Literally controlled demolition. It's not for me to tell you—it's for you to figure out. Five years now, and they've concealed so much, and so many other things have come out. Three buildings came down. 7 World Trade Center was a secret office for the CIA, the Securities Exchange Commission, the Secret Service building whenever the president came to town, Giuliani's bunker, the FBI—the whole entire building was an intelligence building. And it came down in 6.4 seconds. It wasn't hit by a plane or anything. It's at www.wtc7.net. The 9/11 commission didn't even mention it—like a footnote in the index, page 500 at the bottom. But you watch and you tell me! Buildings don't melt, and this building melted! And the fact that they were running five different war games—it was the same thing in London. They do war games and the war games go live! They're trying a scenario and it goes into real time. The Madrid bombing and the London bombing and 9/11—all the same thing. They keep on using the same playbook over and over. And people are really not waking up.
Is America on the last downhill slope?
We are at a fucked-up time. Civil liberties as you know it are about to change. They're about to rewrite the Constitution. They're doing it everyday: warrantless wiretaps, checking your bank account . . . Everything at this particular time is free rein, and it's only getting worse. If they start a war in Iran—if you keep doing things wrong, they're gonna come back and bite you, and that's Iran. They wanna hit them just to keep themselves in office. And that's gonna backfire like crazy. But the plan in the Middle East is to fracture it into little warring factions. Bernard Lewis created the term Lebanization. The foreign policy paper states just that: keep them divided. Divide and conquer. It's for a greater control of oil—creating this melee to keep on top. But it's stupid.
What do you think will happen in your lifetime?
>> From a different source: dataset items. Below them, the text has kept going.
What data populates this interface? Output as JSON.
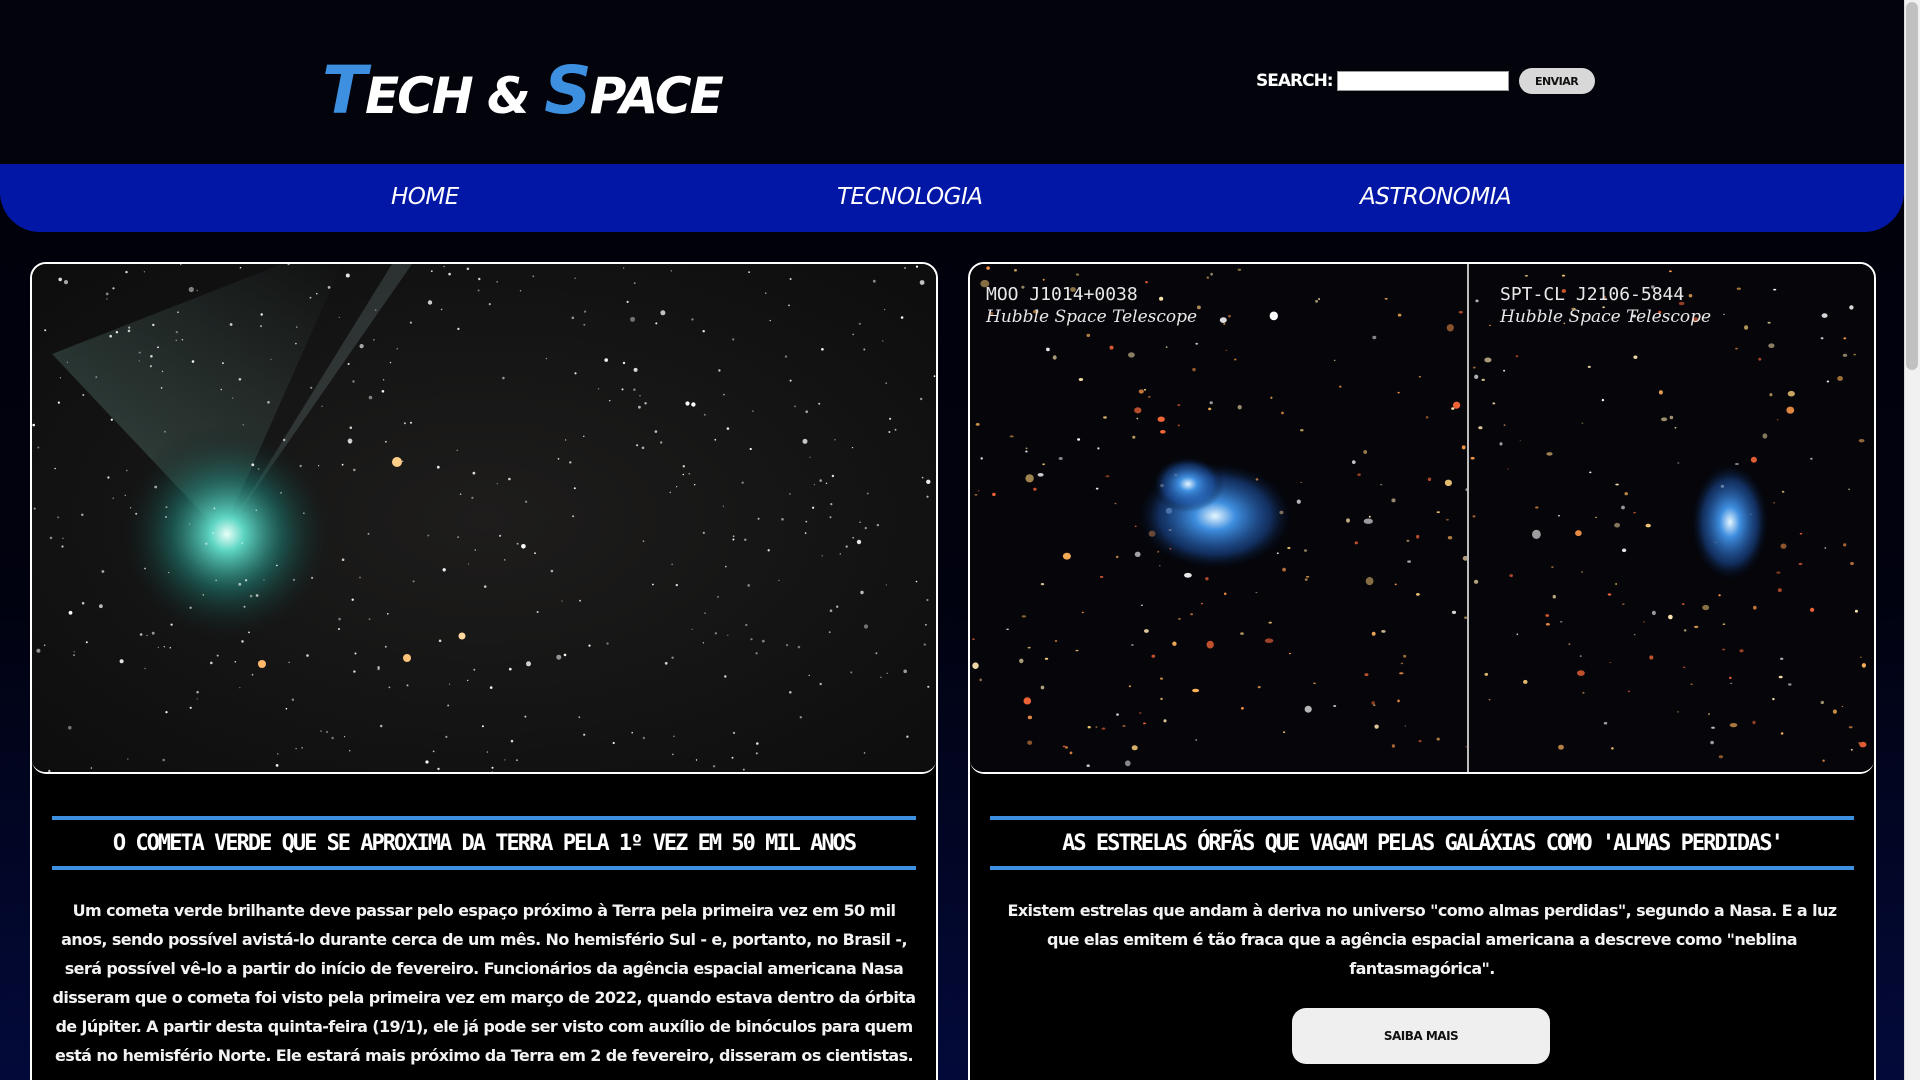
{
  "header": {
    "logo": {
      "first_initial": "T",
      "first_rest": "ECH & ",
      "second_initial": "S",
      "second_rest": "PACE"
    },
    "search": {
      "label": "SEARCH:",
      "value": "",
      "button_label": "ENVIAR"
    }
  },
  "nav": {
    "items": [
      {
        "label": "HOME"
      },
      {
        "label": "TECNOLOGIA"
      },
      {
        "label": "ASTRONOMIA"
      }
    ]
  },
  "articles": [
    {
      "image_alt": "comet-image",
      "title": "O COMETA VERDE QUE SE APROXIMA DA TERRA PELA 1º VEZ EM 50 MIL ANOS",
      "body": "Um cometa verde brilhante deve passar pelo espaço próximo à Terra pela primeira vez em 50 mil anos, sendo possível avistá-lo durante cerca de um mês. No hemisfério Sul - e, portanto, no Brasil -, será possível vê-lo a partir do início de fevereiro. Funcionários da agência espacial americana Nasa disseram que o cometa foi visto pela primeira vez em março de 2022, quando estava dentro da órbita de Júpiter. A partir desta quinta-feira (19/1), ele já pode ser visto com auxílio de binóculos para quem está no hemisfério Norte. Ele estará mais próximo da Terra em 2 de fevereiro, disseram os cientistas."
    },
    {
      "image_alt": "galaxy-clusters-image",
      "panels": [
        {
          "name": "MOO J1014+0038",
          "telescope": "Hubble Space Telescope"
        },
        {
          "name": "SPT-CL J2106-5844",
          "telescope": "Hubble Space Telescope"
        }
      ],
      "title": "AS ESTRELAS ÓRFÃS QUE VAGAM PELAS GALÁXIAS COMO 'ALMAS PERDIDAS'",
      "body": "Existem estrelas que andam à deriva no universo \"como almas perdidas\", segundo a Nasa. E a luz que elas emitem é tão fraca que a agência espacial americana a descreve como \"neblina fantasmagórica\".",
      "button_label": "SAIBA MAIS"
    }
  ],
  "colors": {
    "accent": "#3d8fe0",
    "nav_bg": "#0317a6",
    "page_bg": "#000008"
  }
}
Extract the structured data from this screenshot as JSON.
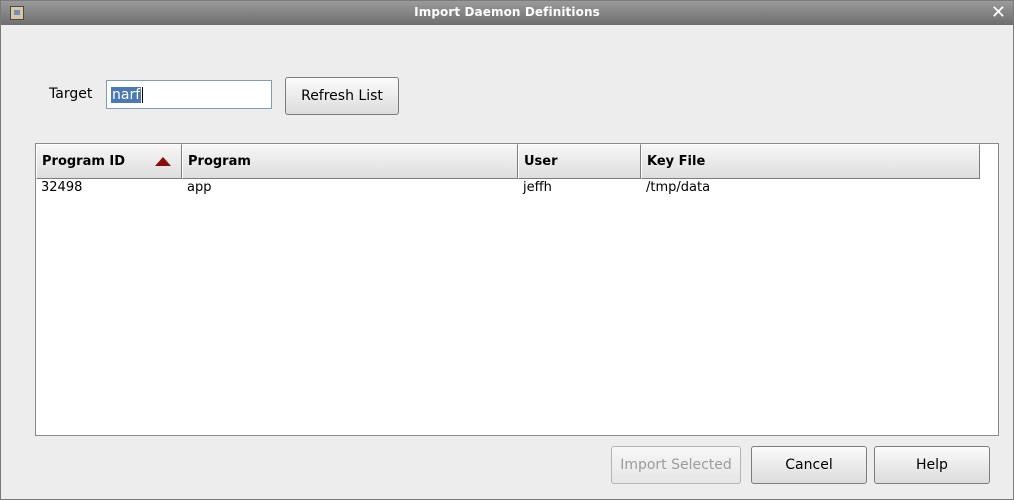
{
  "window": {
    "title": "Import Daemon Definitions",
    "close_glyph": "✕"
  },
  "target": {
    "label": "Target",
    "value": "narf"
  },
  "refresh_button": "Refresh List",
  "table": {
    "columns": [
      "Program ID",
      "Program",
      "User",
      "Key File"
    ],
    "sort_column": "Program ID",
    "sort_direction": "ascending",
    "rows": [
      [
        "32498",
        "app",
        "jeffh",
        "/tmp/data"
      ]
    ]
  },
  "buttons": {
    "import_selected": "Import Selected",
    "cancel": "Cancel",
    "help": "Help"
  },
  "icons": {
    "window_icon": "app-window-icon",
    "close": "close-icon",
    "sort": "sort-ascending-icon"
  },
  "colors": {
    "sort_arrow": "#8b0c0c",
    "selection": "#4a7ab5",
    "titlebar": "#7e7e7e"
  }
}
What I'm hoping—why it's more important to me to make music to help people wake up—is if we don't stop and try and take control, we won't be able to put this country on the right path. We will literally be too far gone. The war on terrorism does not exist—but if we go into Iran and we push that next button, then we will have a war on terrorism. We will have suicide bombers in the U.S. I'm a big believer in "don't call death because death will come if you call it." And that's exactly where we are at. You call for a war on terror? You're about to get it! And then you'll understand what's real and what's fake. And once they do have a real terror attack—we'll get locked down. With these people in power? Martial law in effect. You see how bad they get when the plots are fake.
So now what?
What do you believe in? What do you support? Where is your patriotism? Do you really love this country? If you do, the ideals you support and the reasons you thought you were getting when you elected Bush—it's now time to separate the political parties from the ideals, and if you hold true to your patriotism, now is the time to really start believing in that and start fighting for it. I'm not talking physical fighting, but I'm a strong believer that if you get 5 million people surrounding the White House and they camp out, you will get that fool out of office! You will make your mark—it's a still a government of the people, though people don't necessarily realize that.
You remember the big joke of 2004: "This election was a mess—good thing it's the last one we'll ever have."
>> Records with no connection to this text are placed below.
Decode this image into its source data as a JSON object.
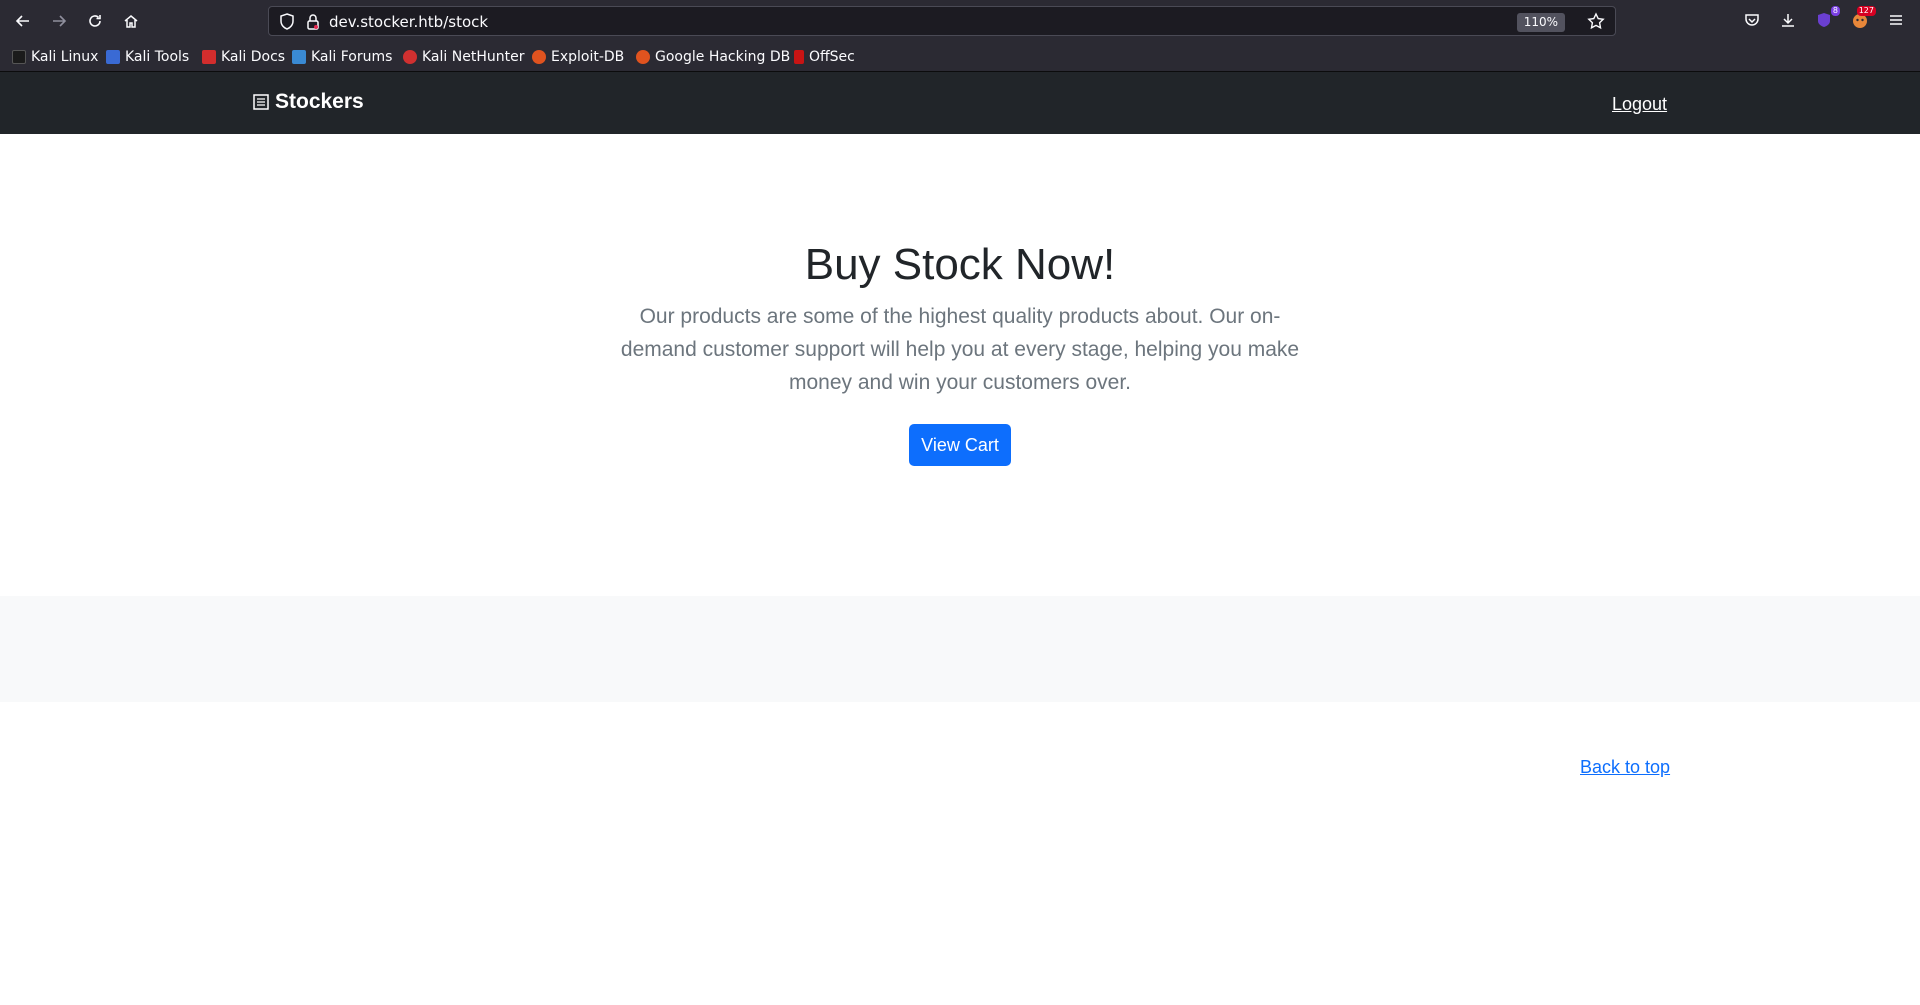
{
  "browser": {
    "url": "dev.stocker.htb/stock",
    "zoom": "110%",
    "extensions": [
      {
        "name": "ublock-icon",
        "badge": "8",
        "badge_color": "#7b3fe4"
      },
      {
        "name": "foxyproxy-icon",
        "badge": "127",
        "badge_color": "#d70022"
      }
    ],
    "bookmarks": [
      {
        "label": "Kali Linux",
        "color": "#1b1b1b"
      },
      {
        "label": "Kali Tools",
        "color": "#3a6ad4"
      },
      {
        "label": "Kali Docs",
        "color": "#d22d2d"
      },
      {
        "label": "Kali Forums",
        "color": "#3a8ad4"
      },
      {
        "label": "Kali NetHunter",
        "color": "#d03030"
      },
      {
        "label": "Exploit-DB",
        "color": "#e0531f"
      },
      {
        "label": "Google Hacking DB",
        "color": "#e0531f"
      },
      {
        "label": "OffSec",
        "color": "#c81414"
      }
    ]
  },
  "site": {
    "brand": "Stockers",
    "logout": "Logout",
    "hero_title": "Buy Stock Now!",
    "hero_text": "Our products are some of the highest quality products about. Our on-demand customer support will help you at every stage, helping you make money and win your customers over.",
    "view_cart": "View Cart",
    "back_to_top": "Back to top"
  },
  "colors": {
    "navbar_bg": "#212529",
    "primary": "#0d6efd",
    "muted_text": "#6c757d"
  }
}
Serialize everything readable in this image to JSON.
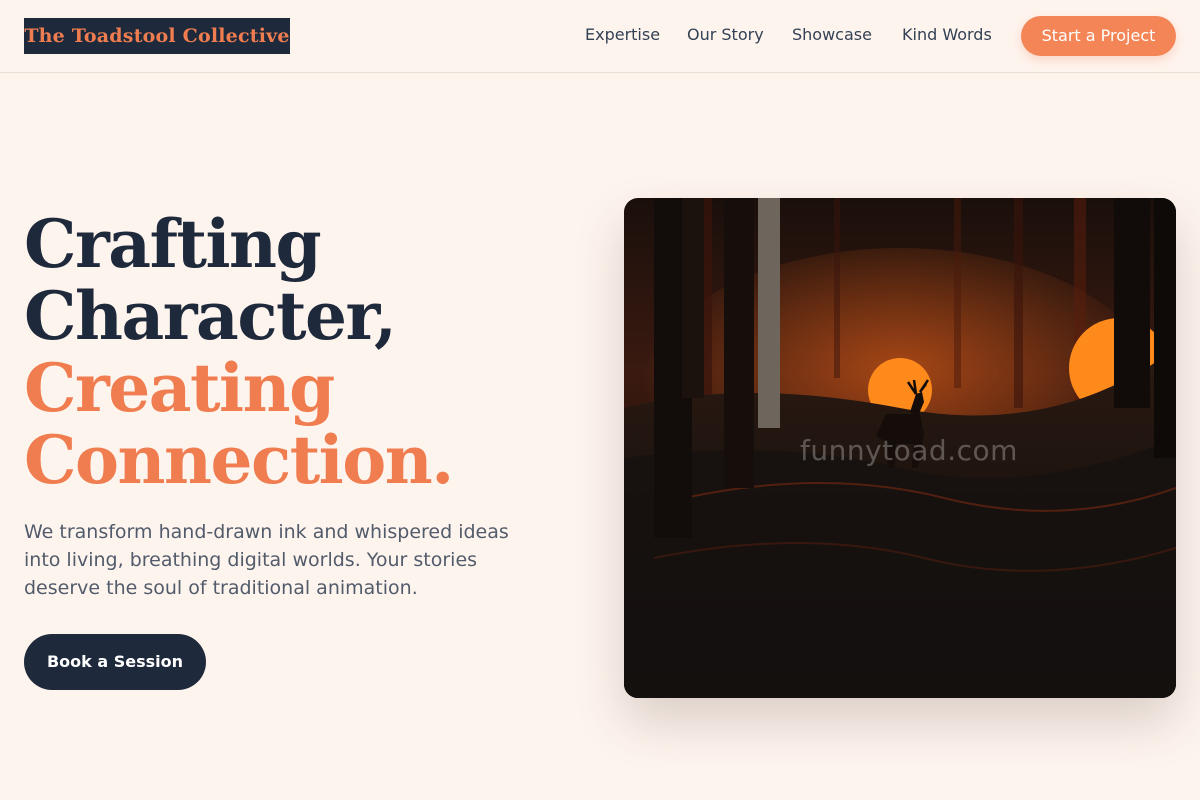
{
  "header": {
    "logo": "The Toadstool Collective",
    "nav": [
      "Expertise",
      "Our Story",
      "Showcase",
      "Kind Words"
    ],
    "cta_label": "Start a Project"
  },
  "hero": {
    "headline_dark": [
      "Crafting",
      "Character,"
    ],
    "headline_accent": [
      "Creating",
      "Connection."
    ],
    "subtext": "We transform hand-drawn ink and whispered ideas into living, breathing digital worlds. Your stories deserve the soul of traditional animation.",
    "button_label": "Book a Session",
    "image_watermark": "funnytoad.com"
  },
  "colors": {
    "background": "#fef4ee",
    "navy": "#1e293b",
    "accent": "#f07d50"
  }
}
That can damn near be true! I'm a big watcher of Fox News—it turned out to be the mouthpiece of the administration. If you listen to them, they tell you we're in a world war. They try and get you ready. They tell you you're going to lose your liberties.
Destroy freedom in order to save it?
You ask people if they want their liberties or their freedom—they don't recognize it's the exact same thing.
What do you do when this kind of thing burns you out?
I work on music. I work on a craft. I'm just a hobby dude, basically. But this stuff weighs on my mind constantly. I pay attention because I don't want to be the one caught off guard. I imagine OC is a heavily Republican district.
Tradition dies hard.
There was the Republican party of Lincoln's day, and then where we're at now. And that should be a strong wake-up call for people.